WASHINGTON – Mississippi Gov. Haley Barbour, a potential Republican presidential candidate, said Tuesday he was not trying to downplay the pain that many endured during the South's segregation era when he defended his home town's 1970 public school integration process.
Barbour spoke out a day after several liberal activists criticized his published comments about school desegregation in Yazoo City, which occurred when he was 20. Historical accounts confirm the schools integrated peacefully, as Barbour stated in a recent profile in the Weekly Standard magazine.
Some critics, however, said his comments skimmed over the segregationist role played by so-called Citizens Councils in the state.

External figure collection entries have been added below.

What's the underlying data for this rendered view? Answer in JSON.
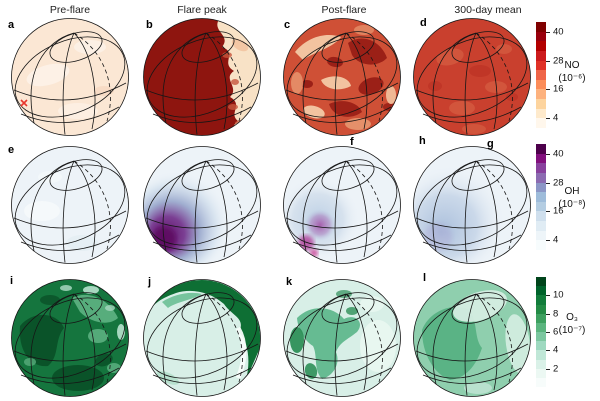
{
  "figure": {
    "columns": [
      "Pre-flare",
      "Flare peak",
      "Post-flare",
      "300-day mean"
    ],
    "panels": [
      {
        "label": "a"
      },
      {
        "label": "b"
      },
      {
        "label": "c"
      },
      {
        "label": "d"
      },
      {
        "label": "e"
      },
      {
        "label": "f"
      },
      {
        "label": "g"
      },
      {
        "label": "h"
      },
      {
        "label": "i"
      },
      {
        "label": "j"
      },
      {
        "label": "k"
      },
      {
        "label": "l"
      }
    ]
  },
  "colorbars": [
    {
      "species": "NO",
      "unit": "(10⁻⁶)",
      "ticks": [
        40,
        28,
        16,
        4
      ],
      "range": [
        0,
        44
      ],
      "colormap": "OrRd",
      "colors": [
        "#7f0000",
        "#99000d",
        "#b30000",
        "#cc1a1c",
        "#e03127",
        "#ef6548",
        "#fc8d59",
        "#fdb27e",
        "#fdd49e",
        "#feeacc",
        "#fff7ec"
      ]
    },
    {
      "species": "OH",
      "unit": "(10⁻⁸)",
      "ticks": [
        40,
        28,
        16,
        4
      ],
      "range": [
        0,
        44
      ],
      "colormap": "BuPu",
      "colors": [
        "#4d004b",
        "#810f7c",
        "#88419d",
        "#8c6bb1",
        "#8c96c6",
        "#9ebcda",
        "#b4cde2",
        "#cfdfed",
        "#e0ecf4",
        "#eef5f9",
        "#f7fcfd"
      ]
    },
    {
      "species": "O₃",
      "unit": "(10⁻⁷)",
      "ticks": [
        10,
        8,
        6,
        4,
        2
      ],
      "range": [
        0,
        12
      ],
      "colormap": "BuGn",
      "colors": [
        "#00441b",
        "#00632b",
        "#127c3b",
        "#238b45",
        "#3da05f",
        "#5bb57f",
        "#7cc7a0",
        "#9ed9c0",
        "#c0e7d7",
        "#daf1e8",
        "#ecf8f3",
        "#f7fcfb"
      ]
    }
  ],
  "palette": {
    "no": {
      "pre_base": "#fbe7d4",
      "day_dark": "#8e150f",
      "night_pale": "#f8e2c6",
      "post_base": "#cf5036",
      "post_dark": "#9b2017",
      "post_light": "#f2c3a0",
      "mean_base": "#c9402e"
    },
    "oh": {
      "base": "#edf3f8",
      "core": "#5e0a63",
      "mean_core": "#a9bedb",
      "magenta": "#a75fae"
    },
    "o3": {
      "pre_dark": "#15753e",
      "pre_darker": "#0a5329",
      "pale": "#d8efe7",
      "crescent": "#0e6f34",
      "swath": "#66bb92",
      "mean_base": "#8fcfae",
      "mean_mid": "#5ab385"
    },
    "marker_red": "#e8372e",
    "graticule": "#161616"
  },
  "chart_data": [
    {
      "type": "heatmap",
      "projection": "orthographic globe",
      "species": "NO",
      "units": "volume mixing ratio (10⁻⁶)",
      "colormap": "OrRd",
      "range": [
        0,
        44
      ],
      "colorbar_ticks": [
        4,
        16,
        28,
        40
      ],
      "panels": [
        {
          "label": "a",
          "column": "Pre-flare",
          "approx_values": "~1–3 everywhere (near-white globe)",
          "annotation": "red × marks flare irradiation point on lower-left limb"
        },
        {
          "label": "b",
          "column": "Flare peak",
          "approx_values": "dayside saturated ≥44 (dark red) over ~75% of disk; pale nightside crescent ~2–8 along right limb with jagged boundary"
        },
        {
          "label": "c",
          "column": "Post-flare",
          "approx_values": "turbulent mottled field ~12–44; dark ~40 filaments upper-right/centre, light ~10–16 swirls lower-left"
        },
        {
          "label": "d",
          "column": "300-day mean",
          "approx_values": "fairly uniform ~28–34 with subtle patchiness"
        }
      ]
    },
    {
      "type": "heatmap",
      "projection": "orthographic globe",
      "species": "OH",
      "units": "volume mixing ratio (10⁻⁸)",
      "colormap": "BuPu",
      "range": [
        0,
        44
      ],
      "colorbar_ticks": [
        4,
        16,
        28,
        40
      ],
      "panels": [
        {
          "label": "e",
          "column": "Pre-flare",
          "approx_values": "~1–2 everywhere (near-white globe)"
        },
        {
          "label": "f",
          "column": "Flare peak",
          "approx_values": "plume peaking ~40+ (dark purple) at lower-left limb, smoothly decaying to ~2 toward upper right"
        },
        {
          "label": "g",
          "column": "Post-flare",
          "approx_values": "weak residual plume ~8–20 (pale blue) lower-left with magenta maxima ~28 near lower-left limb"
        },
        {
          "label": "h",
          "column": "300-day mean",
          "approx_values": "smooth enhancement up to ~10–14 over lower-left hemisphere fading to ~2"
        }
      ]
    },
    {
      "type": "heatmap",
      "projection": "orthographic globe",
      "species": "O₃",
      "units": "volume mixing ratio (10⁻⁷)",
      "colormap": "BuGn",
      "range": [
        0,
        12
      ],
      "colorbar_ticks": [
        2,
        4,
        6,
        8,
        10
      ],
      "panels": [
        {
          "label": "i",
          "column": "Pre-flare",
          "approx_values": "~8–12 mottled dark green over whole disk"
        },
        {
          "label": "j",
          "column": "Flare peak",
          "approx_values": "interior depleted to ~2–3; ~9–11 dark crescent along top and right limb with thin near-zero white stripe inside it"
        },
        {
          "label": "k",
          "column": "Post-flare",
          "approx_values": "recovering: irregular ~5–7 swath upper-left/centre with ~8–9 patches on left limb over ~2–3 background"
        },
        {
          "label": "l",
          "column": "300-day mean",
          "approx_values": "~4–6 over most of disk, ~2–3 pale polar cap and right-limb band"
        }
      ]
    }
  ]
}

Asked by the magazine why Yazoo City's public school integration avoided the violence seen in other towns, Barbour said: "Because the business community wouldn't stand for it. You heard of the Citizens Councils? Up north they think it was like the KKK. Where I come from it was an organization of town leaders. In Yazoo City they passed a resolution that said anybody who started a chapter of the Klan would get their ass run out of town."
A January 1970 Time Magazine article about Yazoo City said, "local white leaders began more than a month ago to prepare their city for the shock of final desegregation. A loosely knit committee of prominent whites met with the city's whites, urging them to support the public schools rather than abandon them."
Several liberal bloggers Monday said Barbour left an inaccurate impression of Mississippi's local Citizens Councils, which sought to thwart integration in many areas. The white supremacist groups had their chief influence in the 1950s and early 1960s, years before the Yazoo City schools integration.
Barbour said in a statement Tuesday: "When asked why my hometown in Mississippi did not suffer the same racial violence when I was a young man that accompanied other towns' integration efforts, I accurately said the community leadership wouldn't tolerate it and helped prevent violence there. My point was my town rejected the Ku Klux Klan, but nobody should construe that to mean I think the town leadership were saints, either. Their vehicle, called the `Citizens Council,' is totally indefensible, as is segregation. It was a difficult and painful era for Mississippi, the rest of the country, and especially African Americans who were persecuted in that time."
In the Weekly Standard profile, Barbour said he remembered Martin Luther King Jr. speaking in Yazoo City in 1962, when he would have been 12 years old. He said he did not recall King's words.
"The truth is, we couldn't hear very well," Barbour said. "We were sort of out there on the periphery. We just sat on our cars, watching the girls, talking, doing what boys do. We paid more attention to the girls than to King."
A quick data base search found records of King speaking in Yazoo City in 1966, when Barbour would have been 16, but not in 1962.